Com os melhores votos,

Björn Thompson

***

Quando o respeitável juiz  Thompson, 53 anos, leu a carta do filho atrevido e rebelde, sentiu um misto de sentimentos; como aquele rapaz atrevido podia escrever uma carta se desculpando por ter fugido de Yorkshire? Claro que... Claro que o quê?! Claro que entendia os motivos do rapaz, ele mesmo teria procedido da mesma forma caso não tivesse passado nos exames para ser um juiz, mas seu pai teria feito pior...

O juiz fechou os olhos e tentou se acalmar. A figura paterna não lhe trazia boas lembranças. Aquilo não era um pai, era...

- Tio?- Era sua sobrinha, Helen, de apenas 17 anos.- O jantar está pronto. Santo Deus, por que o senhor está tão pálido?

O juiz Thompson limpou com um pano o suor que caia pela sua testa. Depois, disse, com voz sumida:

- É o Björn... Seu primo. Acredita que ele, depois de 4 meses sem falar comigo, me mandou essa carta?

Helen sorriu. Aquilo era bem a cara do primo; quando eram crianças, ele desaparecia nas charnecas de manhã para, no final da tarde, quando todos estavam procurando pelo menino, reaparecer com um sorriso inocente e travesso.

- O senhor o conhece, tio... Ele sempre foi assim, travesso e esperto... Lembra dos desaparecimentos nas charnecas? Todos ficavam malucos com ele, inclusive o senhor! Se lembra disso?
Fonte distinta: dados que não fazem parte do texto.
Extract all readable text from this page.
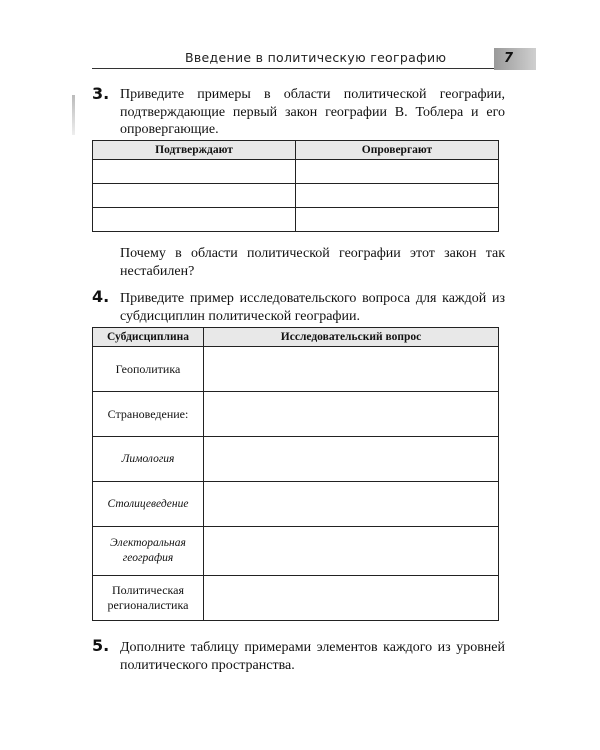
Введение в политическую географию	7
3. Приведите примеры в области политической географии, подтверждающие первый закон географии В. Тоблера и его опровергающие.
Подтверждают	Опровергают

Почему в области политической географии этот закон так нестабилен?
4. Приведите пример исследовательского вопроса для каждой из субдисциплин политической географии.
Субдисциплина	Исследовательский вопрос
Геополитика	
Страноведение:	
Лимология	
Столицеведение	
Электоральная география	
Политическая регионалистика	
5. Дополните таблицу примерами элементов каждого из уровней политического пространства.
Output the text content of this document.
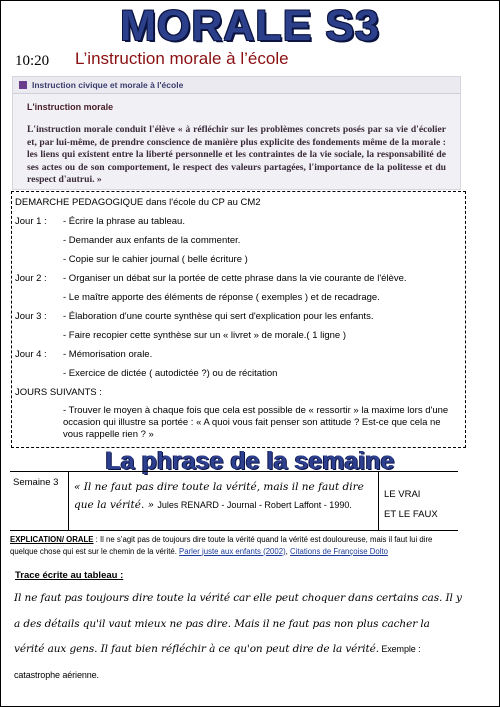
MORALE S3
10:20 L’instruction morale à l’école
Instruction civique et morale à l'école
L'instruction morale
L'instruction morale conduit l'élève « à réfléchir sur les problèmes concrets posés par sa vie d'écolier et, par lui-même, de prendre conscience de manière plus explicite des fondements même de la morale : les liens qui existent entre la liberté personnelle et les contraintes de la vie sociale, la responsabilité de ses actes ou de son comportement, le respect des valeurs partagées, l'importance de la politesse et du respect d'autrui. »
DEMARCHE PEDAGOGIQUE dans l'école du CP au CM2
Jour 1 : - Écrire la phrase au tableau.
- Demander aux enfants de la commenter.
- Copie sur le cahier journal ( belle écriture )
Jour 2 : - Organiser un débat sur la portée de cette phrase dans la vie courante de l'élève.
- Le maître apporte des éléments de réponse ( exemples ) et de recadrage.
Jour 3 : - Élaboration d'une courte synthèse qui sert d'explication pour les enfants.
- Faire recopier cette synthèse sur un « livret » de morale.( 1 ligne )
Jour 4 : - Mémorisation orale.
- Exercice de dictée ( autodictée ?) ou de récitation
JOURS SUIVANTS :
- Trouver le moyen à chaque fois que cela est possible de « ressortir » la maxime lors d'une occasion qui illustre sa portée : « A quoi vous fait penser son attitude ? Est-ce que cela ne vous rappelle rien ? »
La phrase de la semaine
Semaine 3 « Il ne faut pas dire toute la vérité, mais il ne faut dire que la vérité. » Jules RENARD - Journal - Robert Laffont - 1990.
LE VRAI
ET LE FAUX
EXPLICATION/ ORALE : Il ne s’agit pas de toujours dire toute la vérité quand la vérité est douloureuse, mais il faut lui dire quelque chose qui est sur le chemin de la vérité. Parler juste aux enfants (2002), Citations de Françoise Dolto
Trace écrite au tableau :
Il ne faut pas toujours dire toute la vérité car elle peut choquer dans certains cas. Il y a des détails qu'il vaut mieux ne pas dire. Mais il ne faut pas non plus cacher la vérité aux gens. Il faut bien réfléchir à ce qu'on peut dire de la vérité. Exemple : catastrophe aérienne.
- Sendo que agora ele tem 22 anos! O tempo de travessuras já passou! Quero que ele cresça, nem que, para isso, eu tenha de ir até Londres resolver esse assunto. Sabe quantas noites eu fiquei sem dormir? Sabe por quanto tempo eu...

Helen revirou os olhos e disse:

- Guarde a bronca para quando estiverem cara a cara, tio. Por favor.